Magness: When you look at the habit-culture research, a lot of people say that, hey, this is the answer, you need to wake up, meditate for 15 minutes, go for a walk, drink your coffee with butter in it or whatever the recent hack is. But what we want to get across is it’s not about some magic routine. It’s creating the routine or the environment that works for you. It’s about being able to step back and say, when am I at my best? Do I do my best writing at home in the office or does it sometimes take me going out to a coffee shop and doing it? Or do I do really well listening to music or completely shut off, phone in the other room or whatever. And I think for people who might say, oh, I can’t organize my life in that way, it’s not about being super strict on things or having some magic formula. It’s about setting yourself up and being intentional about it. Saying, all right, for the next hour I’m working on this article and let’s put myself in the best situation to do so.
But it’s more than just what feels right, right? I might feel like I’m at my best eating a sleeve of Oreos on the couch and watching TV. What’s the role of willpower, of forcing yourself to do something?
Stulberg: There’s a lot of research that shows that shows that for sustainable, really fulfilling happiness, it is advantageous to take on meaningful things over pure pleasure.
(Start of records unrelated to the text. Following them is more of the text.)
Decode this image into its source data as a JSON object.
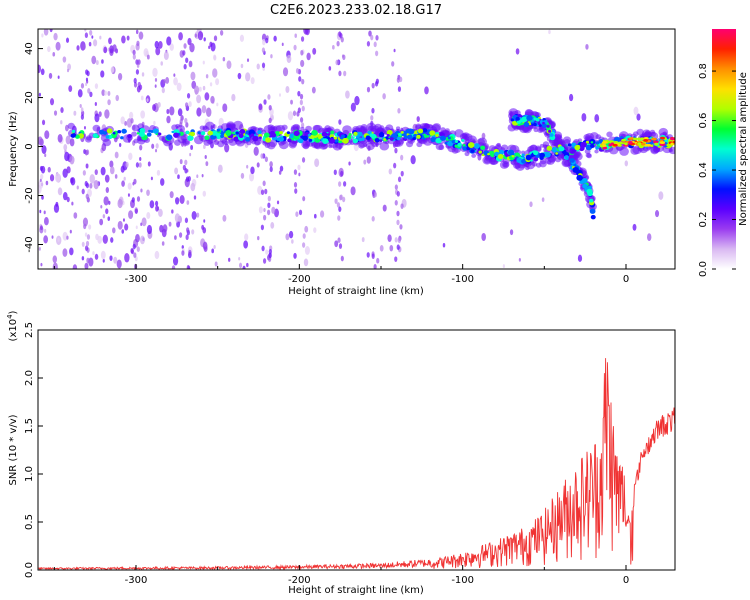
{
  "figure": {
    "title": "C2E6.2023.233.02.18.G17"
  },
  "chart_data": [
    {
      "type": "heatmap",
      "xlabel": "Height of straight line (km)",
      "ylabel": "Frequency (Hz)",
      "xlim": [
        -360,
        30
      ],
      "ylim": [
        -50,
        48
      ],
      "x_ticks": [
        -300,
        -200,
        -100,
        0
      ],
      "y_ticks": [
        -40,
        -20,
        0,
        20,
        40
      ],
      "grid": false,
      "colorbar": {
        "label": "Normalized spectral amplitude",
        "range": [
          0,
          0.97
        ],
        "ticks": [
          "0.0",
          "0.2",
          "0.4",
          "0.6",
          "0.8"
        ],
        "colors": [
          "#ffffff",
          "#d9b8f2",
          "#9a3cf0",
          "#5a00ff",
          "#0010ff",
          "#00a8ff",
          "#00ffd0",
          "#00ff30",
          "#b0ff00",
          "#ffe000",
          "#ff9000",
          "#ff2000",
          "#ff0070"
        ]
      },
      "ridge": [
        {
          "x": -330,
          "y": 5
        },
        {
          "x": -250,
          "y": 5
        },
        {
          "x": -200,
          "y": 4
        },
        {
          "x": -150,
          "y": 4
        },
        {
          "x": -120,
          "y": 5
        },
        {
          "x": -100,
          "y": 1
        },
        {
          "x": -80,
          "y": -3
        },
        {
          "x": -60,
          "y": -5
        },
        {
          "x": -45,
          "y": -2
        },
        {
          "x": -25,
          "y": 0
        },
        {
          "x": -10,
          "y": 1
        },
        {
          "x": 0,
          "y": 2
        },
        {
          "x": 30,
          "y": 2
        }
      ],
      "branch": [
        {
          "x": -70,
          "y": 11
        },
        {
          "x": -50,
          "y": 10
        },
        {
          "x": -35,
          "y": -5
        },
        {
          "x": -22,
          "y": -18
        },
        {
          "x": -20,
          "y": -28
        }
      ]
    },
    {
      "type": "line",
      "xlabel": "Height of straight line (km)",
      "ylabel": "SNR (10 * v/v)",
      "multiplier": "(x10",
      "multiplier_exp": "4",
      "multiplier_close": ")",
      "xlim": [
        -360,
        30
      ],
      "ylim": [
        0,
        2.5
      ],
      "x_ticks": [
        -300,
        -200,
        -100,
        0
      ],
      "y_ticks": [
        "0.0",
        "0.5",
        "1.0",
        "1.5",
        "2.0",
        "2.5"
      ],
      "grid": false,
      "series": [
        {
          "color": "#f03232",
          "envelope": [
            {
              "x": -360,
              "y": 0.02
            },
            {
              "x": -250,
              "y": 0.03
            },
            {
              "x": -200,
              "y": 0.04
            },
            {
              "x": -150,
              "y": 0.06
            },
            {
              "x": -120,
              "y": 0.1
            },
            {
              "x": -100,
              "y": 0.18
            },
            {
              "x": -80,
              "y": 0.3
            },
            {
              "x": -60,
              "y": 0.45
            },
            {
              "x": -50,
              "y": 0.6
            },
            {
              "x": -40,
              "y": 0.85
            },
            {
              "x": -30,
              "y": 1.1
            },
            {
              "x": -20,
              "y": 1.3
            },
            {
              "x": -15,
              "y": 1.5
            },
            {
              "x": -12,
              "y": 2.5
            },
            {
              "x": -8,
              "y": 1.6
            },
            {
              "x": -5,
              "y": 1.2
            },
            {
              "x": 0,
              "y": 1.1
            },
            {
              "x": 5,
              "y": 0.9
            },
            {
              "x": 10,
              "y": 1.3
            },
            {
              "x": 20,
              "y": 1.6
            },
            {
              "x": 30,
              "y": 1.7
            }
          ]
        }
      ]
    }
  ]
}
Anyone who’s ever gone from not running to training for a marathon hates the first month, but then most of them fall in love with it because they’re doing something challenging that’s meaningful. If you’re truly just in a rut where you’re only finding happiness in pleasure, take on something a little more meaningful and know that the first little while is really hard, but there’s a lot of — decades — of science that shows that meaning leads to a different kind of, and perhaps even more fulfilling, happiness.
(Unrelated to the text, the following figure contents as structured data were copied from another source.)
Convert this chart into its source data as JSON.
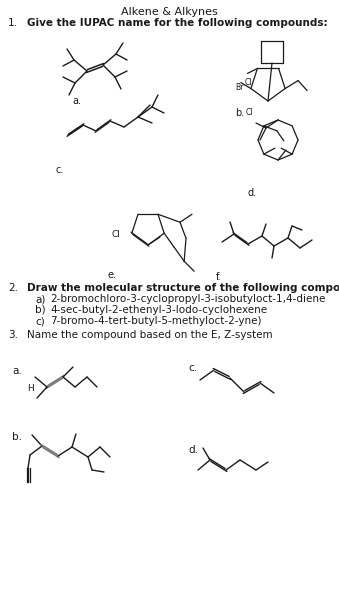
{
  "title": "Alkene & Alkynes",
  "bg_color": "#ffffff",
  "text_color": "#1a1a1a",
  "q1_label": "1.",
  "q1_text": "Give the IUPAC name for the following compounds:",
  "q2_label": "2.",
  "q2_text": "Draw the molecular structure of the following compounds",
  "q2a": "     2-bromochloro-3-cyclopropyl-3-isobutyloct-1,4-diene",
  "q2b": "     4-sec-butyl-2-ethenyl-3-Iodo-cyclohexene",
  "q2c": "     7-bromo-4-tert-butyl-5-methyloct-2-yne)",
  "q3_label": "3.",
  "q3_text": "Name the compound based on the E, Z-system",
  "line_color": "#1a1a1a",
  "gray_bond": "#777777",
  "font": "monospace"
}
Along these lines, the last section is about finding and articulating your purpose, and it kind of drives the rest of the book. You’re not going to implement anything else in the book in a long-term way if you’re not tuned in to your deeper motivation.
Magness: I think that’s why that section is last in the book. We look at all these tools and tricks and what it means to be productive, but purpose is almost the the best performance-enhancing activity or idea that you can have. It supersedes everything. If you have a purpose or a reason for doing so, you’re going to push further. We hear stories of moms lifting cars up so that their kid who’s trapped under can get out and everyone kind of laughs those stories off but there are documented cases of those. In the research, they call those hysterical strength and the reason those happen is because that purpose, that meaning, is so strong that the body essentially goes, forget all our checks and balances on this, let’s go, everything you’ve got. And to a smaller degree we can kind of tap into that in our everyday life. When motivation goes low, the thing that works consistently and continually is not thinking about, hey, if I do this I’m going to get a bonus or I’m going to get a reward. It’s about coming back and reflecting on why you are doing this: I’m doing it so support my kid or put him through college or give him a better opportunity. Having that purpose to fall back on is incredible.
Let’s go back to the original equation – stress + rest = growth. What does growth mean in a nonathletic, everyday context? What’s the end goal here for the average person?
Stulberg: Growth for a nonathlete is working toward one’s full potential in expressing your best self and feeling good about it. And I know it sounds very New Age–y and self-help-y but it’s just something to look forward to and to feel good about — to know that you’re pushing in a direction that is fulfilling, makes you feel good, and makes you feel like you’re working at your best.